Acute myeloid leukemia is frequently associated with genomic mutations in the DNA-methyltransferase 3A (DNMT3A) gene, which encodes a central modifier of the DNA-methylation pattern. Newly discovered epimutations within the same gene can mimic these mutations and are indicative for survival of AML patients. Cygenia provides analysis of the DNMT3A epimutation for physicians and scientists to gain better insight into disease development. This method is based on DNA-methylation analysis at a unique genomic region – it is therefore fast and cost effective.

Aplastic anemia results in progressive bone marrow failure due to the loss of mature blood cells. The underlying cause is often unknown - chemicals, radiation, infection, autoimmune dysfunction, or heredity can be the trigger of this disease. The disease is often associated with dramatically shortened telomeres and it has recently been shown to be also associated with premature aging on epigenetic level. Aplastic anemia is still a diagnosis of exclusion since specific tests are yet elusive. It has been demonstrated that patients with aplastic anemia have often accelerated epigenetic age and aberrant DNA-methylation at the gene PRDM8.
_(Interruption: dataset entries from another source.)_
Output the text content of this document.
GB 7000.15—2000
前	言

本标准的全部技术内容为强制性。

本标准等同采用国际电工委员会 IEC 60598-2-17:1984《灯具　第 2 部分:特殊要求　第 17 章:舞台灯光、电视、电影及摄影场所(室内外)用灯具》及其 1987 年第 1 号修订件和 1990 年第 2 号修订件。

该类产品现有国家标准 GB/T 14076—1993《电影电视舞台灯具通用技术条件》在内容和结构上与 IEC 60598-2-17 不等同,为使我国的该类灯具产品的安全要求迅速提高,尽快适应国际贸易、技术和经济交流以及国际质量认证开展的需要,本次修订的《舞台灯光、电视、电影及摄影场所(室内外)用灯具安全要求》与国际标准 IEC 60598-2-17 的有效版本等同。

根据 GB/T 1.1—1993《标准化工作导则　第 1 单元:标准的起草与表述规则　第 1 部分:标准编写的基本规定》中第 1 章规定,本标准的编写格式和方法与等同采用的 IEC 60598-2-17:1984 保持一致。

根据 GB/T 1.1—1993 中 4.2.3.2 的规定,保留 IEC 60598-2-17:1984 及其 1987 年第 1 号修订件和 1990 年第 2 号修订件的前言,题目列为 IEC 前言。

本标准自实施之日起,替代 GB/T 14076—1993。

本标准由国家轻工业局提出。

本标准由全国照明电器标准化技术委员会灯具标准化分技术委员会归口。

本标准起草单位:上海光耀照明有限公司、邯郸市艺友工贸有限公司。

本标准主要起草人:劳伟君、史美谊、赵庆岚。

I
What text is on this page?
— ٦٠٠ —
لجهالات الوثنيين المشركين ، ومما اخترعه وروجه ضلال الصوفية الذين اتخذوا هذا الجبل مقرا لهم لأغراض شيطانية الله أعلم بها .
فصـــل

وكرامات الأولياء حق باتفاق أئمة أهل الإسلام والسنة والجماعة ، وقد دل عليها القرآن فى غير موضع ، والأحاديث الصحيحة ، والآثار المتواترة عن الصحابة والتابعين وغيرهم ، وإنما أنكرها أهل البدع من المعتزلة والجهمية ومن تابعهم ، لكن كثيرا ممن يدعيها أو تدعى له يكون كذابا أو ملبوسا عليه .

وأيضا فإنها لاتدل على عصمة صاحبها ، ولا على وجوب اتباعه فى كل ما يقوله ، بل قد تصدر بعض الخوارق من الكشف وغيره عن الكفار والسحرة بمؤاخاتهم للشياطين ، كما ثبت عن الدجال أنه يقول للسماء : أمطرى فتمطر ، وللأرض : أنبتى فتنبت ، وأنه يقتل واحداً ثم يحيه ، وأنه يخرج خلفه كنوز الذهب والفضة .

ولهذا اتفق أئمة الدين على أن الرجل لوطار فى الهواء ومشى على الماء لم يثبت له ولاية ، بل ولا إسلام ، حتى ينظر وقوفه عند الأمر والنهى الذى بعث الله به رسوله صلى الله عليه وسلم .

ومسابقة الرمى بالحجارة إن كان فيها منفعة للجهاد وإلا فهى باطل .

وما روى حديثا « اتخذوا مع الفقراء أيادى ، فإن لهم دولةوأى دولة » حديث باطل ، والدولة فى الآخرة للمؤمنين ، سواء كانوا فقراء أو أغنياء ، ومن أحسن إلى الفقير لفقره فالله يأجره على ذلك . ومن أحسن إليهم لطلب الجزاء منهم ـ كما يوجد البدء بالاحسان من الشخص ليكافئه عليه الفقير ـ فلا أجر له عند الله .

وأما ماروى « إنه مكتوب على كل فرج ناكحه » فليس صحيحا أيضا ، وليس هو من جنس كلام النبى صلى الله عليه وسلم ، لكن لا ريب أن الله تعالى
Dyskeratosis congenita (DKC) is a rare disease that is often associated with mutations in genes required for proper telomere maintenance. Clinically, DKC usually reflects a triad of oral leukoplakia, nail dystrophy, and skin hyperpigmentation. Other typical manifestations include symptoms of bone marrow failure, and fibrosis of lung and liver. Notably, DKC is often associated with aberrant DNA-methylation in PRDM8.

Cygenia provides an Epigenetic-Aging-Signature which can support diagnosis of aplastic anemia and DKC: overestimation of age-predictions is indicative for exhaustion of the stem cell pool. Furthermore, Cygenia provides a new assay for diagnosis of both diseases, which is based on the DNA-methylation level in the gene PRDM8. These assays are developed for physicians and scientists. If the doctor in charge wants to consider these new methods to support diagnosis of individual patients, this approach may be valuable – however, it has to be noted that the validity of this new method still requires further research.